Было далеко за полночь, когда Званцев, наконец, уснул. Последнее, что он слышал, кроме сопения и храпа соседей, был окрик часового на вышке тюремной ограды. Вскоре этот окрик повторился. — Кто идет? — доносилось сквозь оконце тюрьмы. Но это был теперь голос не вохровца из будки часового, а солдата в парике и треуголке с высокой крепостной стены. И камера Званцева была уже не многолюдной камерой обыкновенной пересылки, а одиночным казематом старинной крепости. Осужденный на смерть узник думал перед казнью о своей возлюбленной. В отличие от Флории, она тоже была заключенной и находилась где-то здесь, совсем рядом. Узник слышал ее голос, даже отвечал на него, но знал, что никогда ее не увидит. Он метался на своем жестком ложе. Пальто, которое подостлал под себя Званцев, сбилось в ком у самого края нар. — Кто идет? — кричал часовой на вышке за окном.

Спокойно и глубоко Артист заснул только на рассвете. Но вскоре длинно и назойливо задребезжал звонок побудки. Наступало худшее время тюремного дня — раннее утро.

Званцев с нетерпением ждал, когда кончатся процедуры раздачи хлебных паек, умывания и утренней поверки. И как только суетливый, но энергичный Москва «организовал» относительную тишину в камере, запел в решетку окна: «Я вас люблю, люблю безмерно…» Эта ария — объяснение в любви в необычайной степени соответствовало тому чувству, которое так неожиданно овладело им в прошедшую ночь. Снизу на нее ответили горестной арией Джульетты. Беседа продолжалась… «О дайте, дайте мне свободу». Ответом Игорю был плач Ярославны.

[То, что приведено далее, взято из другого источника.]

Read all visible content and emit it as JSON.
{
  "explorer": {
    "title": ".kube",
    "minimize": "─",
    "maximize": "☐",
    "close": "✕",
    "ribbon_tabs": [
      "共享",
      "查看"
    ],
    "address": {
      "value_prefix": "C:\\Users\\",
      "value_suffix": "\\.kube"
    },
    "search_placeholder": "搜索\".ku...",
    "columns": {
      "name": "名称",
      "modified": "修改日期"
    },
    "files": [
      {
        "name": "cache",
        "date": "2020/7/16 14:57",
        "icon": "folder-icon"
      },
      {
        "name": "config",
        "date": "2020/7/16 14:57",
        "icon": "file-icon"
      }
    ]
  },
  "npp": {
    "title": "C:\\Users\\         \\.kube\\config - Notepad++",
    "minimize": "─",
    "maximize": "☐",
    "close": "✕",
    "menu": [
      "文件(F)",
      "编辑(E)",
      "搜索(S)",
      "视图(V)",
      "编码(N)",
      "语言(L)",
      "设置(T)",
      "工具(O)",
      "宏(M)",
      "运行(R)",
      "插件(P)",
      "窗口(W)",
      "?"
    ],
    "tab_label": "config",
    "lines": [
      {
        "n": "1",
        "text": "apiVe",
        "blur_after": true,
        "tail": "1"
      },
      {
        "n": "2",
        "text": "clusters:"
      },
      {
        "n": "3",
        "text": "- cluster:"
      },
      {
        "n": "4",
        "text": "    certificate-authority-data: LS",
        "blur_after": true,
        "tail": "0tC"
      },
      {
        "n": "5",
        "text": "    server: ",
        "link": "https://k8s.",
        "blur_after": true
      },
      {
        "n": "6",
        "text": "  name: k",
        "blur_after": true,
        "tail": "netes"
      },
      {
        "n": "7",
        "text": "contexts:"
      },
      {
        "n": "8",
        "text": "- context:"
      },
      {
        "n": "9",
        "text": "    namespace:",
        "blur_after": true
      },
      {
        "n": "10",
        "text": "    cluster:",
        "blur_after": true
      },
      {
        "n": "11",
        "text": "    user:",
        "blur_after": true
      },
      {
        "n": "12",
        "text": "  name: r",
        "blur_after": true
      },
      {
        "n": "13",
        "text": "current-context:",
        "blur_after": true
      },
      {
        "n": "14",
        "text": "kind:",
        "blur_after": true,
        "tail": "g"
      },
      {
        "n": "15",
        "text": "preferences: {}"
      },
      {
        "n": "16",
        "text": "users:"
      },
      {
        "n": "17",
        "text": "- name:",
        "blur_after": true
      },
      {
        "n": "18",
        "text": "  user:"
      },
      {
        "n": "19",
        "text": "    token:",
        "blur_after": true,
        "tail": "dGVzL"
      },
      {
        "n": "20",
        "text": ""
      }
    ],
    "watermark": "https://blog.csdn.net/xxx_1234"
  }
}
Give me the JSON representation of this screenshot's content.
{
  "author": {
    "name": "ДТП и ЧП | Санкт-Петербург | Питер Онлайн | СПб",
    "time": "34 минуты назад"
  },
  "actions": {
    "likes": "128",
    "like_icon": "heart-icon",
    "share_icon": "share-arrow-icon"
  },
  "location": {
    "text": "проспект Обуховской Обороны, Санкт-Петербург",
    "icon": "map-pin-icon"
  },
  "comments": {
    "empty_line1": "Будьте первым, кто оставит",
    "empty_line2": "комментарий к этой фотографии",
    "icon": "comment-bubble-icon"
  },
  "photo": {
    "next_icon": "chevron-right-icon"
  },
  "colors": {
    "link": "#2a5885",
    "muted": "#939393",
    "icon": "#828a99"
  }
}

— Как Ваше имя? — крикнул Званцев в ржавое железо козырька и прильнул к решетке напряженно прислушиваясь. Но на этот раз ответа снизу не последовало. Тогда он повторил свой вопрос и снова ответом было озадаченное молчание. Артист растерянно оглянулся. Опытные арестанты глядели на него с сочувственной иронией. Званцеву объяснили, что разговора из камеры в камеру через закрытые козырьками окна не получается. Нельзя разобрать слов. Особенно, когда говорят сверху вниз. Артист только теперь с огорчением понял, что ложное представление о разборчивости переклички через окно сложилось у него потому, что эта перекличка состояла из знакомых на память музыкальных либретто. — А ты ее спроси на свой, оперный манер! — посоветовал кто-то. Совет показался Званцеву толковым. — Кто Вы-ы…? — пропел он в окно на мотив арии мосье Трике. Теперь внизу кажется поняли. — Лю…..а… на… — донеслось через решетку. Вероятно были названы имя и фамилия, но разобрать слов было нельзя. Тогда, больше чтобы подать совет, Званцев с оперными интонациями пропел в окно свою фамилию. Совет, по-видимому, поняли так как «Лю-ю-ю… на-а-а…» было произнесено теперь тоже нараспев. Но было уже очевидно, что никакой распев незнакомых слов помочь тут не может. С выражением отчаяния на лице Артист сжал виски руками.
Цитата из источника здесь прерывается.